Good Night, and Good Luck is a very well-made film telling the story of Ed Murrow’s fight against McCarthy and McCarthyism in the 1950’s. I knew nothing of either the story or the man so it was fascinating for me just to learn. But the film was graced with strong BandW cinematography and excellent performances, particularly that of David Strathairn as Murrow himself. The film was very much a personal project of George Clooney who not only co-scripted and directed it but raised the money himself, taking a fee of $1 for all his work. It was made for $7.5 million (which I take it to be a very low sum for a mainstream Hollywood movie), although Clooney hadthe last laugh as it took $54 million world-wide, which indicates that serious films can make money (how much this depended on Clooney’s name – and he acts as well – is of course arguable).
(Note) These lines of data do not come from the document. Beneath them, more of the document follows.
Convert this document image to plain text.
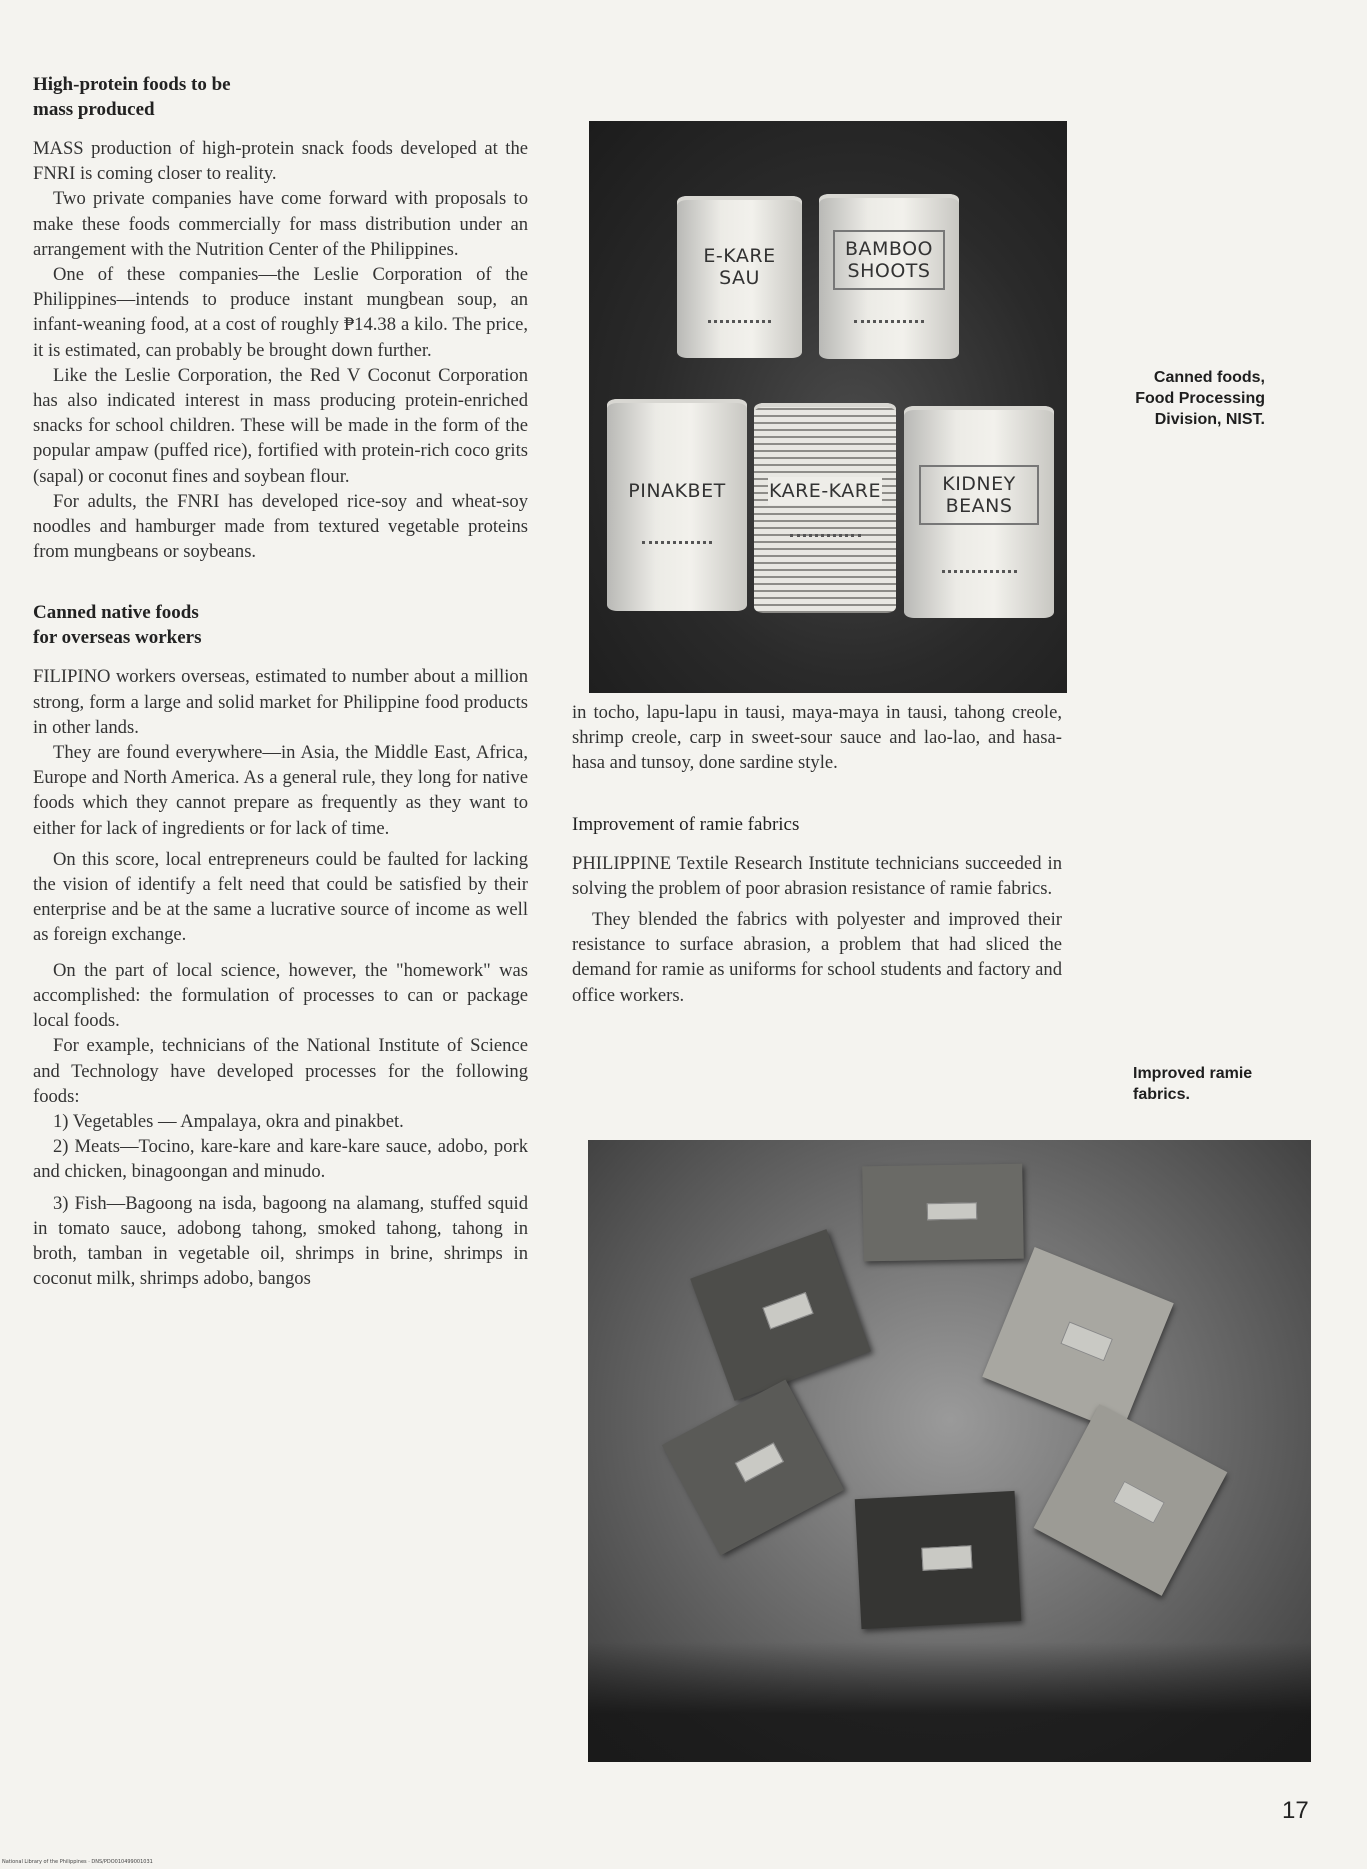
High-protein foods to be
mass produced

MASS production of high-protein snack foods developed at the FNRI is coming closer to reality.

Two private companies have come forward with proposals to make these foods commercially for mass distribution under an arrangement with the Nutrition Center of the Philippines.

One of these companies—the Leslie Corporation of the Philippines—intends to produce instant mungbean soup, an infant-weaning food, at a cost of roughly ₱14.38 a kilo. The price, it is estimated, can probably be brought down further.

Like the Leslie Corporation, the Red V Coconut Corporation has also indicated interest in mass producing protein-enriched snacks for school children. These will be made in the form of the popular ampaw (puffed rice), fortified with protein-rich coco grits (sapal) or coconut fines and soybean flour.

For adults, the FNRI has developed rice-soy and wheat-soy noodles and hamburger made from textured vegetable proteins from mungbeans or soybeans.

Canned native foods
for overseas workers

FILIPINO workers overseas, estimated to number about a million strong, form a large and solid market for Philippine food products in other lands.

They are found everywhere—in Asia, the Middle East, Africa, Europe and North America. As a general rule, they long for native foods which they cannot prepare as frequently as they want to either for lack of ingredients or for lack of time.

On this score, local entrepreneurs could be faulted for lacking the vision of identify a felt need that could be satisfied by their enterprise and be at the same a lucrative source of income as well as foreign exchange.

On the part of local science, however, the "homework" was accomplished: the formulation of processes to can or package local foods.

For example, technicians of the National Institute of Science and Technology have developed processes for the following foods:

1) Vegetables — Ampalaya, okra and pinakbet.

2) Meats—Tocino, kare-kare and kare-kare sauce, adobo, pork and chicken, binagoongan and minudo.

3) Fish—Bagoong na isda, bagoong na alamang, stuffed squid in tomato sauce, adobong tahong, smoked tahong, tahong in broth, tamban in vegetable oil, shrimps in brine, shrimps in coconut milk, shrimps adobo, bangos

E-KARE SAU
BAMBOO
SHOOTS
PINAKBET	KARE-KARE	KIDNEY
BEANS
Canned foods,
Food Processing
Division, NIST.

in tocho, lapu-lapu in tausi, maya-maya in tausi, tahong creole, shrimp creole, carp in sweet-sour sauce and lao-lao, and hasa-hasa and tunsoy, done sardine style.

Improvement of ramie fabrics

PHILIPPINE Textile Research Institute technicians succeeded in solving the problem of poor abrasion resistance of ramie fabrics.

They blended the fabrics with polyester and improved their resistance to surface abrasion, a problem that had sliced the demand for ramie as uniforms for school students and factory and office workers.

Improved ramie
fabrics.
17
National Library of the Philippines · DNS/PDO010499001031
The only real flaw I can identify is the fact that the film is utterly male dominated; there is only one woman in the newsroom and she is assigned an inferior role. However I suppose this was an inevitable consequence of the quest for realism. In terms of the politics it was interesting to be reminded of the McCarthy era at exactly the moment that right-wing mobs are attempting to derail Obama’s very modest health-care reforms.